The MTA still wants to move ahead with another purchase of the steel dinosaurs even though federal authorities approved a regulatory overhaul in 2018 that now allows the agency to buy high-tech trains — common in Europe — that are dramatically faster, lighter and cheaper.
“MTA rolling-stock procurement is too conservative and is asking for trains that are less advanced than what the international vendors make — too heavy, for one,” said Alon Levy, who is part of a team at NYU’s Marron Institute of Urban Management.
So far, the MTA has spent $723 million to purchase 202 M9 cars for the Long Island Rail Road — a program that was first approved in 2013. That’s enough to add roughly 10 new 10-carlong trains to its schedule when they all finally arrive, following a slew of delays chronicled in a report last year by state Comptroller Tom DiNapoli.

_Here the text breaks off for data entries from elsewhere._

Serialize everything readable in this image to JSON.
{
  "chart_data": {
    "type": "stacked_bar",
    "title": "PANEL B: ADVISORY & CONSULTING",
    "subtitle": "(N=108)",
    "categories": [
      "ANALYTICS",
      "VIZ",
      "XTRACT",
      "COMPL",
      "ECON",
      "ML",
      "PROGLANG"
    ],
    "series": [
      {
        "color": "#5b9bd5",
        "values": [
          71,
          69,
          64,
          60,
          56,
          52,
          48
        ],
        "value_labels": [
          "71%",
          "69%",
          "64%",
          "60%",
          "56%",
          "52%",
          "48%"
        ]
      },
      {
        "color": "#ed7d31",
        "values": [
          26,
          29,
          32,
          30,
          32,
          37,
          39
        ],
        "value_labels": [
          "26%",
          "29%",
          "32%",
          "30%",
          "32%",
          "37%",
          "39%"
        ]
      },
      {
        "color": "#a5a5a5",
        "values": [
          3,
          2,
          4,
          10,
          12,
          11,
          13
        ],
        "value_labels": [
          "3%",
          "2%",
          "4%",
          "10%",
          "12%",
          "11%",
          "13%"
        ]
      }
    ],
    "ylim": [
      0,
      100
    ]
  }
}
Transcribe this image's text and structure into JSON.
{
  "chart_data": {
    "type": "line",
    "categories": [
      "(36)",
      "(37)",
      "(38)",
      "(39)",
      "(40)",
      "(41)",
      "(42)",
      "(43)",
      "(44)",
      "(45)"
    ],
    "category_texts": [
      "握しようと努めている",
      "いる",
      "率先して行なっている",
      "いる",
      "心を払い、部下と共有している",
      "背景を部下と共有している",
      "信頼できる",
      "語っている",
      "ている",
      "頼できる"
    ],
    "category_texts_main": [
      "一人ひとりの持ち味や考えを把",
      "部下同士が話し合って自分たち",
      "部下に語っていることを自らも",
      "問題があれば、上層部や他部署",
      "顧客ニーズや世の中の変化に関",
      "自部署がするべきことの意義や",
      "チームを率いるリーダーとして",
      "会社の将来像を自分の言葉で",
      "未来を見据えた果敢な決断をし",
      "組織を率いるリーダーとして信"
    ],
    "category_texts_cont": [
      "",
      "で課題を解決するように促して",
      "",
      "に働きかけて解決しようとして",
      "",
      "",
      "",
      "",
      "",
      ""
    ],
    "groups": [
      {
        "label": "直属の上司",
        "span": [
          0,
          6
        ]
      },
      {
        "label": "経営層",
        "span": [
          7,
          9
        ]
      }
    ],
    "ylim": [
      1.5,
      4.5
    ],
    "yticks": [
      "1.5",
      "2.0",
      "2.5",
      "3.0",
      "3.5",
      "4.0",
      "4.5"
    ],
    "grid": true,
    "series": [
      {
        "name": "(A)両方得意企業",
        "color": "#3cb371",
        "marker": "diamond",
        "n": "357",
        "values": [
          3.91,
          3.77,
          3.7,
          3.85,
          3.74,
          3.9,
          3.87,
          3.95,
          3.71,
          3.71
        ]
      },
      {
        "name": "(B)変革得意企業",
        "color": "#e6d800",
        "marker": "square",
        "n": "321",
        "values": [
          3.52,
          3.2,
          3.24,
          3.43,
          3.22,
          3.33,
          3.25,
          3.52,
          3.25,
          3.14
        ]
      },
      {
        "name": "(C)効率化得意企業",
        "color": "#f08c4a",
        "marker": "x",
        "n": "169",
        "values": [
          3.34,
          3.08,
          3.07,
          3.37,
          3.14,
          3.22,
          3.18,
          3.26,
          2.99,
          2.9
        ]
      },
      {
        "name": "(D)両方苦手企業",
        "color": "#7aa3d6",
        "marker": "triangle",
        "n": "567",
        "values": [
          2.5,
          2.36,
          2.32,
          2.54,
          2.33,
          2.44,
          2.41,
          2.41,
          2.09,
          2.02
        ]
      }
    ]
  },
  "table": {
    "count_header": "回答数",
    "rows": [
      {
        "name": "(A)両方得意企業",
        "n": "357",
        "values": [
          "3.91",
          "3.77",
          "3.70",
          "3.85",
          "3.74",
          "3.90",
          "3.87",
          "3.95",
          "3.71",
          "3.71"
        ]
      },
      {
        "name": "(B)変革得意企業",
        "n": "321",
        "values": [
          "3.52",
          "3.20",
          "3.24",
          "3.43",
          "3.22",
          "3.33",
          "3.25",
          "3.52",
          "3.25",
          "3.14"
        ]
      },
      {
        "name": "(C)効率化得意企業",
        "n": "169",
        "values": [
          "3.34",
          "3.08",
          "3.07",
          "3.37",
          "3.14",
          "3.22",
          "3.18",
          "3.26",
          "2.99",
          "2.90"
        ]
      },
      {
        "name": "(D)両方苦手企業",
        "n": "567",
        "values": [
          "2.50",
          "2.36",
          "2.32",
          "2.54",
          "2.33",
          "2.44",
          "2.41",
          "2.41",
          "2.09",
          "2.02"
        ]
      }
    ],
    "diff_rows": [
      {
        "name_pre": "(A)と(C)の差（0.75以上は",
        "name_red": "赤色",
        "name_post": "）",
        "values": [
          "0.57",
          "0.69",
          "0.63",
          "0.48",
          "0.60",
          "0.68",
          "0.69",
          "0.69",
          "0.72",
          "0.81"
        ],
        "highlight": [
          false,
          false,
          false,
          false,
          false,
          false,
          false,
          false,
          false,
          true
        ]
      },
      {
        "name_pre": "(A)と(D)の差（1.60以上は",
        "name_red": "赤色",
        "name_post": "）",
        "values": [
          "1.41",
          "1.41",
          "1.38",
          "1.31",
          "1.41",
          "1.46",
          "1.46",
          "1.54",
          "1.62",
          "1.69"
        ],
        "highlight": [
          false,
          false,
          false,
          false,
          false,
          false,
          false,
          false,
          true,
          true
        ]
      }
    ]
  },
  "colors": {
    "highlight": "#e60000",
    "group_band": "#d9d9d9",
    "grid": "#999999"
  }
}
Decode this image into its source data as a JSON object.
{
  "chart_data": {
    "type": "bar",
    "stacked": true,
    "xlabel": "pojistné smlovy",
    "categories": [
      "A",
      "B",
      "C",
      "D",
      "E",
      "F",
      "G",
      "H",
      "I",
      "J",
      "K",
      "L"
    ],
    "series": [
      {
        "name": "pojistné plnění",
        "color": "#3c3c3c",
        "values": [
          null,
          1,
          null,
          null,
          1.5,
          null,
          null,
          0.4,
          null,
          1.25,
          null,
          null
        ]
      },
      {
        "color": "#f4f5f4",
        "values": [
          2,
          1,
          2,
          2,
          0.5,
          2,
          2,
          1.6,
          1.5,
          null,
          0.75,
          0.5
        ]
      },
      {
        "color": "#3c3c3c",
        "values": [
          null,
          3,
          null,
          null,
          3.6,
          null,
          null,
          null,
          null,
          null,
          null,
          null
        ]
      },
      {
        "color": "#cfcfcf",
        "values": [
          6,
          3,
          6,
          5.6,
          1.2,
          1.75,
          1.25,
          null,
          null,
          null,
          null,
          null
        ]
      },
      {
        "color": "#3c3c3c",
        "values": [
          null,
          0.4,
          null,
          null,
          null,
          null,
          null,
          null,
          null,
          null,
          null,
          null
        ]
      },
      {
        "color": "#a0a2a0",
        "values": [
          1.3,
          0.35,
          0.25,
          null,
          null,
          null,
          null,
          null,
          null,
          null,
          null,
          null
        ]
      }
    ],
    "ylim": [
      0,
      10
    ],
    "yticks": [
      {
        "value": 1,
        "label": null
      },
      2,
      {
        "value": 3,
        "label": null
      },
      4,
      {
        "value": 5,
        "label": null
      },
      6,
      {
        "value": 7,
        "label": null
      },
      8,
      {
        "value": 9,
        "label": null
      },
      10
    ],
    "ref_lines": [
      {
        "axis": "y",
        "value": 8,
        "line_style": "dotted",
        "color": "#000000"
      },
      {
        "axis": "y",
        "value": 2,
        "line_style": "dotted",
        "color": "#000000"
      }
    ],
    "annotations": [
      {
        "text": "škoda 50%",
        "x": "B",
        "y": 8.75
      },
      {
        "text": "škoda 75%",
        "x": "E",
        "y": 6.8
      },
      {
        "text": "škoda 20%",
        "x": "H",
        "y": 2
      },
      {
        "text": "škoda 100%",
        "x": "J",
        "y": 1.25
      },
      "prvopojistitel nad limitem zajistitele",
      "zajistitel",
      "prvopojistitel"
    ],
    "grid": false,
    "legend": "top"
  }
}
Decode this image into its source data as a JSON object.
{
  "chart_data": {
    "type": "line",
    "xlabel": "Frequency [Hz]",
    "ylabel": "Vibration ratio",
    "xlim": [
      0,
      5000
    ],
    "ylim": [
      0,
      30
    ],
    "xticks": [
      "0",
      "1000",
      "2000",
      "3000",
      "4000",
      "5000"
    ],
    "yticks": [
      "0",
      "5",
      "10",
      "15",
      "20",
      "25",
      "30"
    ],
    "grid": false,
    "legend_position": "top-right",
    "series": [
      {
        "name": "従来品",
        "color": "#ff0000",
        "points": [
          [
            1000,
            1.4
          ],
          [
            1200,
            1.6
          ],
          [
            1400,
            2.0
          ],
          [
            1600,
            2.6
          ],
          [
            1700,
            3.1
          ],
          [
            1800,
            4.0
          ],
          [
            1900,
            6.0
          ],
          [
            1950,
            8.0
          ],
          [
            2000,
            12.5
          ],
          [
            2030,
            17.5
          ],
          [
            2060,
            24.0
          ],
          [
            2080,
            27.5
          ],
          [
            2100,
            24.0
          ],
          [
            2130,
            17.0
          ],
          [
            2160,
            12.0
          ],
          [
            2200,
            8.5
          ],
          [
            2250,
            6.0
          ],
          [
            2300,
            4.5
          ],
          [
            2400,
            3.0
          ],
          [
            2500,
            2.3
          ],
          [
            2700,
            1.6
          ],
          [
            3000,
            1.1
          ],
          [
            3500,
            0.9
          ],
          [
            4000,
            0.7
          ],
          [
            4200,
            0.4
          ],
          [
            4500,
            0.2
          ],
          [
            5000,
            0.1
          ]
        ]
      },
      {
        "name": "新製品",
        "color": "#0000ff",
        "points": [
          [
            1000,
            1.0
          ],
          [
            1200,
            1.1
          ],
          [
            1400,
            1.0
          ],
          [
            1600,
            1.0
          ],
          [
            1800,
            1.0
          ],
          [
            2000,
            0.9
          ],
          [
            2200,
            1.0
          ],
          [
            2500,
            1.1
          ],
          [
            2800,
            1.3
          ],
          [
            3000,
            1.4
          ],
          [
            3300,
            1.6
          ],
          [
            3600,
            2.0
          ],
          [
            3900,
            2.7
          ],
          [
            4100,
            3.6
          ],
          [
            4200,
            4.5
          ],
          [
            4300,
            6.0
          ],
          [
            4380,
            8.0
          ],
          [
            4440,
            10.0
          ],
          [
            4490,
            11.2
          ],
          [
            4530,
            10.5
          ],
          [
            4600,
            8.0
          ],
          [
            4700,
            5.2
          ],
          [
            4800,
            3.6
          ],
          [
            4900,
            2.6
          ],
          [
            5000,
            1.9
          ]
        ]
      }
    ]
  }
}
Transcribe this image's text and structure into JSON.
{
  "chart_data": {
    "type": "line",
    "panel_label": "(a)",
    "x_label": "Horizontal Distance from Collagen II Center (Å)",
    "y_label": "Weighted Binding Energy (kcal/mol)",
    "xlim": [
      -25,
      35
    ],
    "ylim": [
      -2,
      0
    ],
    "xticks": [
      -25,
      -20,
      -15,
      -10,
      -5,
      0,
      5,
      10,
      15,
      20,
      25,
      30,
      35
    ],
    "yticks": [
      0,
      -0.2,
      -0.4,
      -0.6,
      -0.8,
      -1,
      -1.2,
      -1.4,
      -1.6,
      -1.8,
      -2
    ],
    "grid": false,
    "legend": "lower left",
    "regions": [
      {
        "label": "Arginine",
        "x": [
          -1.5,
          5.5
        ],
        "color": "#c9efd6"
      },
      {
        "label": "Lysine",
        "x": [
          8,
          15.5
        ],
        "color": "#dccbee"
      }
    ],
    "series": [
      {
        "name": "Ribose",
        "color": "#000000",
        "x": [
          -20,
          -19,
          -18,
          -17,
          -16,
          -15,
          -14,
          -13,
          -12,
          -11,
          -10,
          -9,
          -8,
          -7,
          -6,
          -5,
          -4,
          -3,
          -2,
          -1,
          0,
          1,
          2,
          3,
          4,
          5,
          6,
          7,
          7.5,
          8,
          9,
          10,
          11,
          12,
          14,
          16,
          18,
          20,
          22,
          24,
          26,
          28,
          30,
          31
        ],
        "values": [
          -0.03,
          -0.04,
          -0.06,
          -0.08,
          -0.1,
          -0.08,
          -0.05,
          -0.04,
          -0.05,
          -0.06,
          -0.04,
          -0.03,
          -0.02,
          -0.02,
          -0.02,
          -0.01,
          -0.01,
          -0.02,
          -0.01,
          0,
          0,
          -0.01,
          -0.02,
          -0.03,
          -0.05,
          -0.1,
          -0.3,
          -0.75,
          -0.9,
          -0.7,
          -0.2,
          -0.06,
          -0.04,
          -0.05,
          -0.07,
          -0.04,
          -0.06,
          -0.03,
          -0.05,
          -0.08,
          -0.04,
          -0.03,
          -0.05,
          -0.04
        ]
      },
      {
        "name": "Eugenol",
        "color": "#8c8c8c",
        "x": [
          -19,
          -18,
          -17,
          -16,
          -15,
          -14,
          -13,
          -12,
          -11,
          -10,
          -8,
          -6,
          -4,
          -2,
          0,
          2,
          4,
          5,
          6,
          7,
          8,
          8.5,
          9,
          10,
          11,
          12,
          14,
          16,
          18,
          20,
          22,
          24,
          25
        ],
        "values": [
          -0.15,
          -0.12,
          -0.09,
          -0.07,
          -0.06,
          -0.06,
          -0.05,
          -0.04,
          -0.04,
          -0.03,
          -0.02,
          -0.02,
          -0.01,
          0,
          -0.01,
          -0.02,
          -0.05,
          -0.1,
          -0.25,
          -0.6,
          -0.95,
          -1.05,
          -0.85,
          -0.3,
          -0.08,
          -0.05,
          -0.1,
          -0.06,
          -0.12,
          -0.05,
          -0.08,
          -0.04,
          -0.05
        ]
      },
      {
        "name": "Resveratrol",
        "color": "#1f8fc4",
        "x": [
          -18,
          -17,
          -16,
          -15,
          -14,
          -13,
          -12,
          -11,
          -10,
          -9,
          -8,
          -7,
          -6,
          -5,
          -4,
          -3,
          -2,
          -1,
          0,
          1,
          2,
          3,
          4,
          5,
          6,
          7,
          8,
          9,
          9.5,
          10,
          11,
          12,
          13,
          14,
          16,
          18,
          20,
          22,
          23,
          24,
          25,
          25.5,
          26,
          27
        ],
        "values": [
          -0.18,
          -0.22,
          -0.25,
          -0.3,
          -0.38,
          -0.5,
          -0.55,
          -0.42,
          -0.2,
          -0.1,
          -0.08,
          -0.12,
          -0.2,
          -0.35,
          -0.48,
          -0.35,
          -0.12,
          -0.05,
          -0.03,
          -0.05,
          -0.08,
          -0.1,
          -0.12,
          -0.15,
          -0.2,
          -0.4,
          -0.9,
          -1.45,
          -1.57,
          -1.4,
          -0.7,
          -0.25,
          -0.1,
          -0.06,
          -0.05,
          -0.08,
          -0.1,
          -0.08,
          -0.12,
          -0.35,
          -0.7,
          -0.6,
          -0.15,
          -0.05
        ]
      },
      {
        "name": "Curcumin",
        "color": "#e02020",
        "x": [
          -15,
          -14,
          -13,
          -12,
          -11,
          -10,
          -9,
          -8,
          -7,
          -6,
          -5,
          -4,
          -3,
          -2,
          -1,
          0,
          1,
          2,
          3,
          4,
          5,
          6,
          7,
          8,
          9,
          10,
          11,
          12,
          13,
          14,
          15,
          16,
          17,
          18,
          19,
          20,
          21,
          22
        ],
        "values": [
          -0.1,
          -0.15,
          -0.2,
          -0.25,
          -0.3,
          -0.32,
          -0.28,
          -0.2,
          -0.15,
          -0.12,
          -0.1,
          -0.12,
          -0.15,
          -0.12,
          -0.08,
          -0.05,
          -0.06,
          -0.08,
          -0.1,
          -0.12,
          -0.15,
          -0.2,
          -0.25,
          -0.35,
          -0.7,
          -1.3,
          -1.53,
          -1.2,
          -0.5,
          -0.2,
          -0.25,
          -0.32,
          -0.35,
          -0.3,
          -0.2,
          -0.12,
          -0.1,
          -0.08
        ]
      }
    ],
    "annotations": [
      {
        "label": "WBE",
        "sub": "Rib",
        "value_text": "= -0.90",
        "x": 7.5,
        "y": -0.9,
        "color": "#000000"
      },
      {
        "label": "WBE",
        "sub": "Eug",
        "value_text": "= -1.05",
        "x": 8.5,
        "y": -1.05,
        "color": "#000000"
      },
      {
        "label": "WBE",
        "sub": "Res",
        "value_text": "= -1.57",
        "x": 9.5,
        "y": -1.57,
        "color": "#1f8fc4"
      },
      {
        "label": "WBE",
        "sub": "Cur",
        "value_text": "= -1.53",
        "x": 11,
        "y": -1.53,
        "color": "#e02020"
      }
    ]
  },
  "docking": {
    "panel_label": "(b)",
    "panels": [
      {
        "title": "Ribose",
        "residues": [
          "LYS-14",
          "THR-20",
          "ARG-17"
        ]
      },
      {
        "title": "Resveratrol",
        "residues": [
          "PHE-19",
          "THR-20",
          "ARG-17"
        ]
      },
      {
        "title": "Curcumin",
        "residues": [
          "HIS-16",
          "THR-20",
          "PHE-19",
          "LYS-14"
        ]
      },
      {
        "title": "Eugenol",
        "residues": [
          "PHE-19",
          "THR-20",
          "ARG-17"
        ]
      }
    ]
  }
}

Despite the problems, the transit agency hopes to double down and buy at least 432 more cars — lightly updated and known as the M9-A — for both the LIRR and Metro-North, officials confirmed to The Post.
The value of the new order is at least $1.4 billion — and the likely cost rises to $2.8 billion when factoring in the cost of financing, a Post analysis found.
Officials are still pushing ahead even though federal officials OK’d the regulatory overhaul — known as alternative compliance — which allows railroads like the LIRR and MetroNorth to operate train cars commonly used in Europe with only tiny modifications.
The European trains make extensive use of aluminum and other advanced materials, which makes them substantially lighter — reducing wear and tear on switches and tracks, dramatically improving acceleration and increasing energy efficiency.
A 10-car, steel-bodied M9 train weighs more than 660 tons — with each car clocking in at more than 131,000 pounds. A Post comparison against three comparably long European models — built by Siemens, Alstom and Stadler — with similar passenger capacities found that the heaviest one weighed in at 450 tons, making the trains at least a third lighter.
Estimates and real-world observations by Levy and Patrick O’Hara, a transit activist who runs the long-standing LIRR Today website, show the quicker acceleration would save at least 30 seconds per stop, which quickly adds up:
It would cut the 46-minute local service between Port Washington and Penn Station to 40 minutes, making it practically as fast as the express.
It would shave nine minutes off the 75 minute, 18-stop trip between Babylon and Penn, making it almost as quick as the 62minute limited-stop service.
It would knock eight minutes off the 59-minute ride between North White Plains and Grand Central, making it nearly as fast as the express.
All told, The Post found the savings from the lower purchase price, energy consumption and reduced wear could exceed $100 million annually.